İslam telif geleneğinde literatüre katkı yapmanın muhtelif yönlerinden bahsedilebilir. Özgün bir metin ortaya koyma yani günümüz tabiriyle çalışılmamış konuya eğilme bunlardan biridir. Ayrıca daha önceki bir eseri ikmal, tenkit ve tashih ederek ya da şablon/örnek alarak böylece bir anlamda yeniden üreterek, bazen de bilinçli veya bilinçsiz intihalde bulunarak ilgili sahaya bir çalışma kazandırılabilir. 4-5./10-11. asırların çok yönlü, velut âlimlerinden Ebû Nuaym el-İsfahânî (ö. 430/1038) de, Müslim’in (ö. 261/875) es-Sahîh’i üzerine bir müstahrec kaleme alarak hadis literatürüne bir katkıda bulunur.
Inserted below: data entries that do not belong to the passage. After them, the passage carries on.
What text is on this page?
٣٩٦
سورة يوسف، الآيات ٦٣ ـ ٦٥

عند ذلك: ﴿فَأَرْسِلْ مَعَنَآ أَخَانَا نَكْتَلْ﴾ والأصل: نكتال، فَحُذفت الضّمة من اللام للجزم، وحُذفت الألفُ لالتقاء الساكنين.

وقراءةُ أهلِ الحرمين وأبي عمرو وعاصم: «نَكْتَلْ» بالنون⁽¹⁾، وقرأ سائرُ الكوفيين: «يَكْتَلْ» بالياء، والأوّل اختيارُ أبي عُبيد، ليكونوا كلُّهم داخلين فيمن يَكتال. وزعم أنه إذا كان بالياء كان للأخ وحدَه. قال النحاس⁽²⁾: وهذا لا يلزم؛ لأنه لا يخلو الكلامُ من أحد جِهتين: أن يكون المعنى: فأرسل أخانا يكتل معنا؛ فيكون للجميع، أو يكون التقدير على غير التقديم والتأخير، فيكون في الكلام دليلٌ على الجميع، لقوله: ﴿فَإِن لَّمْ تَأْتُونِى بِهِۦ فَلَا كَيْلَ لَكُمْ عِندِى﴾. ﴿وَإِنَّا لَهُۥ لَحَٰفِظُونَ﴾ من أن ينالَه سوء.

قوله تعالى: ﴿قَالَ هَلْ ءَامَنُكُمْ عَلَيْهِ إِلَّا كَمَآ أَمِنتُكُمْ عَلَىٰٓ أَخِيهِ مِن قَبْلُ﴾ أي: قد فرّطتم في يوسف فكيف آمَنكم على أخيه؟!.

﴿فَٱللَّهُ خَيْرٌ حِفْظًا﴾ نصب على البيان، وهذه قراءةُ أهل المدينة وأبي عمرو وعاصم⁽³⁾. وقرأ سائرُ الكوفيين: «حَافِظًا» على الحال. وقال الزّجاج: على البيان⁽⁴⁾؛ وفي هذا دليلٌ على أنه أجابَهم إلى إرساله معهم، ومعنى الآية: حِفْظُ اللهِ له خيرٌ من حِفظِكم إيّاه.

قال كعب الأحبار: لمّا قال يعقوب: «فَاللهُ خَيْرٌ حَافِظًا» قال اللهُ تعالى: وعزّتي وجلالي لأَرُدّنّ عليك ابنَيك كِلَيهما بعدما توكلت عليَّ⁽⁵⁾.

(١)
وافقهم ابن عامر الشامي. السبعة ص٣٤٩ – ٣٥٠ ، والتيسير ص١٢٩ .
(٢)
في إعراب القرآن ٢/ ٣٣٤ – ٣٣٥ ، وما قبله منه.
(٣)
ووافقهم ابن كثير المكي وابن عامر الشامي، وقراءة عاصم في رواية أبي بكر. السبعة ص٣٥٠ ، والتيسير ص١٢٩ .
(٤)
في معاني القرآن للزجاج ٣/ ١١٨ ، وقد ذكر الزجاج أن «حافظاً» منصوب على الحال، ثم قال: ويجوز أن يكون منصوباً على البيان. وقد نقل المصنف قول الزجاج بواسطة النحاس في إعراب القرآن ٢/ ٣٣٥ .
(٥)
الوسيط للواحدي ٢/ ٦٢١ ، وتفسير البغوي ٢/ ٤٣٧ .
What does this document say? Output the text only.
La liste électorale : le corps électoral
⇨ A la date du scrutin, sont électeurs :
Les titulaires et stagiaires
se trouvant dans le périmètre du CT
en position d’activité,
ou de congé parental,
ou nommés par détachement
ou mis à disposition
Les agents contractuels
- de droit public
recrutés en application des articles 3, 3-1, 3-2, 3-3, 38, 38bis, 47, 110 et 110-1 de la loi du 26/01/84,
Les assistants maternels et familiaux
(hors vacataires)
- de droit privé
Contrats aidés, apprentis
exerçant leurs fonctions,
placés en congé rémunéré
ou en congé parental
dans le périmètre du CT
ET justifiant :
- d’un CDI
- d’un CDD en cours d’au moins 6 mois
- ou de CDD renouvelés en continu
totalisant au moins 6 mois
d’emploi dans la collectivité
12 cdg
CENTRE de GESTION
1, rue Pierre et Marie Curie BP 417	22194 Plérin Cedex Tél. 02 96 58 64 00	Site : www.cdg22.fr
Müslim’in tertibini çok nadir ihlal ettiği bu hadis derlemesinin başına sünnetin, hadis rivayetinin ve cerh-taʿdîlin önemine dair rivayetler naklettiği ve nihayetinde bir zayıf ravi listesi zikrettiği giriş (mukaddime) koymayı da uygun görür. Bu mukaddimenin “özgün” bir çalışma olduğuna dair yorumlar yapılmışsa da esasında, dönemin bir diğer önemli ismi Hâkim en-Nîsâbûrî’nin (ö. 405/1014) Sahîhayn ravilerini tetkik etmek üzere kaleme aldığı el-Medhal’in baş tarafına koyduğu giriş ile benzerliği dikkat çeker. Bu yazıda bu mukaddimenin orijinal bir metin olmayıp Hâkim tarafından kaleme alınan metin üzerine bir istihrâc çalışması olabileceği ileri sürülmektedir. Kaynaklarda bu yönde bir malumat tespit edilemese de iki eser arasında konuların akışında, nakledilen hadislerdeki ve yapılan izahlardaki benzeşmeler bu yönde bir kanaat doğurmaktadır. Diğer taraftan yapılan mukayesede mezkûr özelliğinin yanında, üzerinde durulması gereken başka bazı hususiyetler de belirmiştir ki bunlar Ebû Nuaym’ın düşüncelerinin, ilmî kimliğinin ve içinde bulunduğu ortamın, esas aldığı metni yeniden üretirken şekillendirmesine katkıda bulunduğuna işaret etmektedir. Ne var ki Ebû Nuaym bu ön sözde Hâkim’in adını hiç anmamaktadır. Her ne kadar klasik kaynaklar iki isim arasındaki ilişkiyi sönük aksettirse de Ebû Nuaym Hâkim’in eserlerini elinin altında bulundurmakta ve -nadiren de olsa- bunları kaynak olarak kullanmaktadır. Bu son husus akla intihali getirir ki bu yazıda kısmen bir intihal ihtimali üzerinde de durulmaktadır.